Cuánto cuesta alcanzar un buen ritmo de publicaciones, !pero qué poco perderlo! Después de las vacaciones -da igual lo largas o cortas que sean- es común padecer el síndrome del blogger cansado. Los síntomas son fácilmente reconocibles: la única forma de ponerse a escribir en el ordenador es arrastrándose hasta él y la mente funciona a la velocidad de un koala.

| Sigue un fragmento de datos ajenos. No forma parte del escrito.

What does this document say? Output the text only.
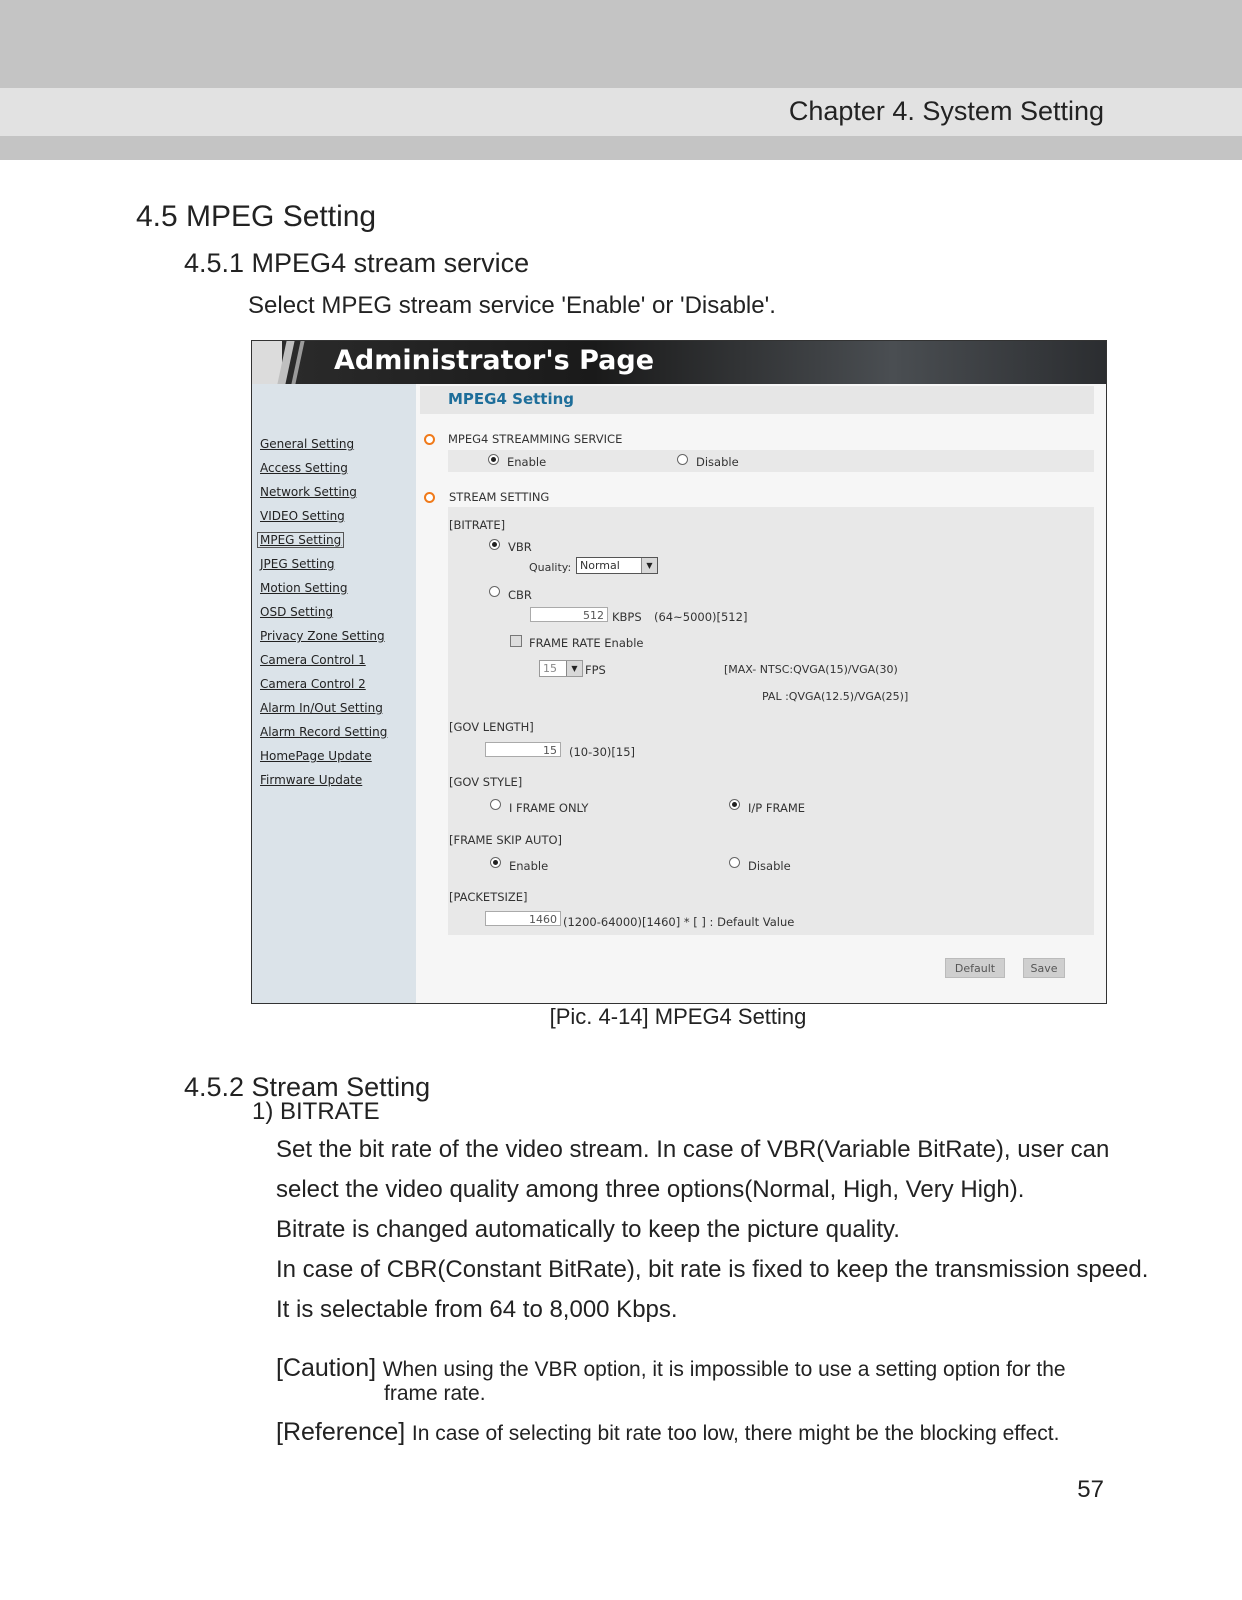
Chapter 4. System Setting
4.5 MPEG Setting
4.5.1 MPEG4 stream service
Select MPEG stream service 'Enable' or 'Disable'.
Administrator's Page
MPEG4 Setting
General Setting
Access Setting
Network Setting
VIDEO Setting
MPEG Setting
JPEG Setting
Motion Setting
OSD Setting
Privacy Zone Setting
Camera Control 1
Camera Control 2
Alarm In/Out Setting
Alarm Record Setting
HomePage Update
Firmware Update
MPEG4 STREAMMING SERVICE
Enable	Disable
STREAM SETTING
[BITRATE]
VBR
Quality: Normal	▼
CBR
512 KBPS (64~5000)[512]
FRAME RATE Enable
15	▼ FPS	[MAX- NTSC:QVGA(15)/VGA(30)
PAL :QVGA(12.5)/VGA(25)]
[GOV LENGTH]
15	(10-30)[15]
[GOV STYLE]
I FRAME ONLY	I/P FRAME
[FRAME SKIP AUTO]
Enable	Disable
[PACKETSIZE]
1460 (1200-64000)[1460] * [ ] : Default Value
Default	Save
[Pic. 4-14] MPEG4 Setting
4.5.2 Stream Setting
1) BITRATE
Set the bit rate of the video stream. In case of VBR(Variable BitRate), user can
select the video quality among three options(Normal, High, Very High).
Bitrate is changed automatically to keep the picture quality.
In case of CBR(Constant BitRate), bit rate is fixed to keep the transmission speed.
It is selectable from 64 to 8,000 Kbps.
[Caution] When using the VBR option, it is impossible to use a setting option for the
frame rate.
[Reference] In case of selecting bit rate too low, there might be the blocking effect.
57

Resulta irónico que uno se vaya de vacaciones para descansar y a la vuelta cueste el doble recuperar el ritmo de trabajo de antes de las vacaciones. En la mayor parte de los casos solemos encontrarnos mejor después de unos días, pero hay situaciones en que el periodo post vacacional puede resultarnos más difícil de lo normal o incluso hacernos tomar decisiones un poco radicales que afecten en lo profesional y personal.

Remedios para cargar las pilas

Superar ese desconcierto después de las vacaciones es posible aplicando una serie de consejos, algunos de ellos enfocados a la prevención (para aplicar en las próximas vacaciones) y otros para poner en hora nuestro reloj interno una vez de vuelta:

  1. Mantente inspirado cuando te vayas de vacaciones: Vale, quizás ya es tarde y has estado tirado en el sofá toda la semana. Sin embargo, irse de vacaciones no tiene por qué equivaler a desconectar la mente por completo. Es bueno aprovechar esos días para dejarse sorprender y hacer actividades que nos motiven. Visita algún museo, pasea, haz deporte, lee en la playa… Lo que más te guste. El objetivo es no pasar de un extremo de máxima actividad a otro de máxima pasividad, porque es así cuando pueden aparecer los problemas a la vuelta.
  2. Retoma la rutina poco a poco: Muchos han aterrizado este lunes o martes sobre sus sillas de trabajo sin frenos ni paracaídas, y probablemente aún andan soñando con lo bien que estaban hace unos días. A medida que se acerca la vuelta al trabajo, conviene que retomemos nuestra rutina habitual progresivamente, por ejemplo, ajustando nuestros horarios de sueño poco a poco. En este sentido, puede ayudarnos el dividir las vacaciones en varios periodos, unos días de relajación absoluta, otros donde recobremos un poco la actividad, y una última fase donde recuperemos horarios parecidos a cuando estamos trabajando. Por otra parte, si has iniciado alguna actividad, deporte o hobby durante las vacaciones es recomendable, siempre que sea posible, que no lo abandones completamente sino que continúes con él en los días siguientes.
  3. Ordena la mesa de trabajo: El síndrome post vacacional suele traer aparejada una sensación de saturación, de angustia e impotencia por no poder sobreponernos a algo que parece superior a nuestras fuerzas. A veces todo esto se produce junto a una pérdida general de motivación que hace que la menor tarea, como escribir un post, parezca como escalar una montaña. No podemos vencer haciendo planes de futuro ni acometiendo grandes proyectos. La manera de superarlo es con pequeños gestos que nos ayuden a recuperar el orden. Ordenar el escritorio u organizar las tareas que tenemos en nuestra agenda semanal es una buena forma de poner nuestra cabeza en circulación y establecer una serie de prioridades.
  4. Descansa lo suficiente: Una de las razones por las que la vuelta se hace tan dura es porque durante las vacaciones los periodos de descanso se prolongan durante el día y retrasamos la hora de irnos a la cama. Entramos así en un círculo vicioso incompatible con los horarios laborables habituales, del que la única forma de salir es asegurando que descansamos lo suficiente durante la noche.
  5. Empieza por pequeñas tareas: No empieces a escribir un post interminable ni a hacer toda esa lista de tareas que tienes pendientes. Date un tiempo para recuperar tu actividad. Empieza por cosas que no te lleven mucho esfuerzo y te hagan sentir bien, como por ejemplo, navegar por internet en busca de nuevas ideas o leer tus blogs favoritos.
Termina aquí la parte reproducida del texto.